In a recent legal development, supermarket giant Publix is under fire as a collective action complaint has been filed against the Florida-based business. The lawsuit, filed by Morgan & Morgan and Shavitz Law Group, alleges that Publix forced hourly assistant department managers to work without pay before and after their scheduled shifts, constituting a violation of labor laws.
The complaint, filed in the U.S. District Court for the Middle District of Florida, is brought forth by three former Publix employees from Florida, Tennessee, and Georgia. According to the claim, these employees, along with others, were not compensated for hundreds of overtime hours during which they performed tasks such as cleaning, stocking shelves, and assisting customers during off-shifts.
One disturbing aspect highlighted in the lawsuit is the alleged interference with unpaid meal breaks. The complaint states that workers were "routinely interrupted" during these breaks to engage in work-related activities, such as texting or calling coworkers and completing paperwork and reports. The suit further contends that these employees did not receive proper meal breaks or complete payment for work conducted during these breaks.
The legal action is not limited to the three initial complainants, as Morgan & Morgan and Shavitz Law Group are encouraging other Publix assistant department managers who may have experienced similar issues to join the collective action. The law firms claim to have heard from "dozens" of Publix store employees across several states, including Florida, Georgia, Tennessee, North Carolina, and South Carolina, who allegedly faced comparable problems.
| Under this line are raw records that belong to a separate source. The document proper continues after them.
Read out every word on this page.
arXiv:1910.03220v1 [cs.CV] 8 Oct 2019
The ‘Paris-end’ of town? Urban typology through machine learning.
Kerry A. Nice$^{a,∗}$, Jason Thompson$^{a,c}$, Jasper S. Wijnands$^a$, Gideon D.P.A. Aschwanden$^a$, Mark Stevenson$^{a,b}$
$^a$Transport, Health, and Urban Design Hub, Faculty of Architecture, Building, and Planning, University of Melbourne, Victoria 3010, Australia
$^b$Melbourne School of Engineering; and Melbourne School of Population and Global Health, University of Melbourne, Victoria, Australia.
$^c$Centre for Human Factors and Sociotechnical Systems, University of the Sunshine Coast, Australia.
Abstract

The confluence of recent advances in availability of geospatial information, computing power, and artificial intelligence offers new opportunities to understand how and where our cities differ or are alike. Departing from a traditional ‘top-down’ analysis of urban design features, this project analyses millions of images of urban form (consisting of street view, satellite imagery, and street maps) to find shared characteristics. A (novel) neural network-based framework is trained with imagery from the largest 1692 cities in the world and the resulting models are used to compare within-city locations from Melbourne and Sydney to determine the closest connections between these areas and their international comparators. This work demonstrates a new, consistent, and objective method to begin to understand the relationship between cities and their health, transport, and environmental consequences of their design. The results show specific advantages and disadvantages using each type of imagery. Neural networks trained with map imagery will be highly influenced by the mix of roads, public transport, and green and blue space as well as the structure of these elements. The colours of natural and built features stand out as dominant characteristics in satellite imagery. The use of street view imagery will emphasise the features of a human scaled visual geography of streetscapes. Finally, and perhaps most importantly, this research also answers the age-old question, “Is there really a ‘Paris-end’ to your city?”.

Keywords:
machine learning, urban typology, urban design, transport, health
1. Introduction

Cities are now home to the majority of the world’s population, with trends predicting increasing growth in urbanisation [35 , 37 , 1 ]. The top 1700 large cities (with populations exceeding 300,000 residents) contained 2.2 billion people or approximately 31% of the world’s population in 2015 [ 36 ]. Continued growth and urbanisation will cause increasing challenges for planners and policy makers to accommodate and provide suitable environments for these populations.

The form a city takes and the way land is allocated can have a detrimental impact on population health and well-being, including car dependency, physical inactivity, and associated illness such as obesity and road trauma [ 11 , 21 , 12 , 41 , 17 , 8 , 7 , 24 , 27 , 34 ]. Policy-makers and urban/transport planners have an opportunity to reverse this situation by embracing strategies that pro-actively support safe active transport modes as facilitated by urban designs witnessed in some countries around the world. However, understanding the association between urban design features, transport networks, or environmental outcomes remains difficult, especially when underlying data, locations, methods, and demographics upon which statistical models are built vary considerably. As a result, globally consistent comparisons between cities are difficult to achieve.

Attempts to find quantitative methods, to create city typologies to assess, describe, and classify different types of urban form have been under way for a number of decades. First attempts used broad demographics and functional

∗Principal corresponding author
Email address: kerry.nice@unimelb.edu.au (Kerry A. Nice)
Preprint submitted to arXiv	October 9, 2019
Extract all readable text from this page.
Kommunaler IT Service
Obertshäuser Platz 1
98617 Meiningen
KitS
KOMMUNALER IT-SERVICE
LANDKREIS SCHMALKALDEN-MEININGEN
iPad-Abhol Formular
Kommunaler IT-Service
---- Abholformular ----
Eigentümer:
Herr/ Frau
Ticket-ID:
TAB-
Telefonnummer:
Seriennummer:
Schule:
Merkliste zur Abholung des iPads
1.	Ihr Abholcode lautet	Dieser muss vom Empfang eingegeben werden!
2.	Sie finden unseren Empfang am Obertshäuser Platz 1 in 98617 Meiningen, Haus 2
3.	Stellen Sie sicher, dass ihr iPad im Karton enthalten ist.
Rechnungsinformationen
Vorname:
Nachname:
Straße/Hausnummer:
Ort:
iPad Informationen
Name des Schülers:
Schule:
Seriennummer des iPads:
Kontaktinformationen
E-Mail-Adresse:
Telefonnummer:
In response to the allegations, Publix, which operates over 1,350 outlets and is headquartered in Florida, stated that it rarely comments on pending litigation but felt compelled to address the nature of the claims involved. A Publix representative conveyed via email to Grocery Dive that the company pays its associates legally and offers a comprehensive benefits package, including business ownership, as an associate-owned company. The representative acknowledged the seriousness of the claims and assured that Publix would respond appropriately.
Morgan & Morgan attorney Ryan Morgan and Shavitz Law Group attorney Gregg Shavitz emphasized the broader issue of companies expecting constant communication from employees, often without proper compensation or tracking of time worked. The lawsuit seeks unpaid overtime, liquidated damages, interest, an injunction to halt Publix's alleged unlawful practices, and reimbursement of attorneys' costs.
As the legal proceedings unfold, this case sheds light on the challenges faced by hourly workers dealing with off-the-clock work expectations and serves as a reminder of the importance of fair labor practices in the workplace.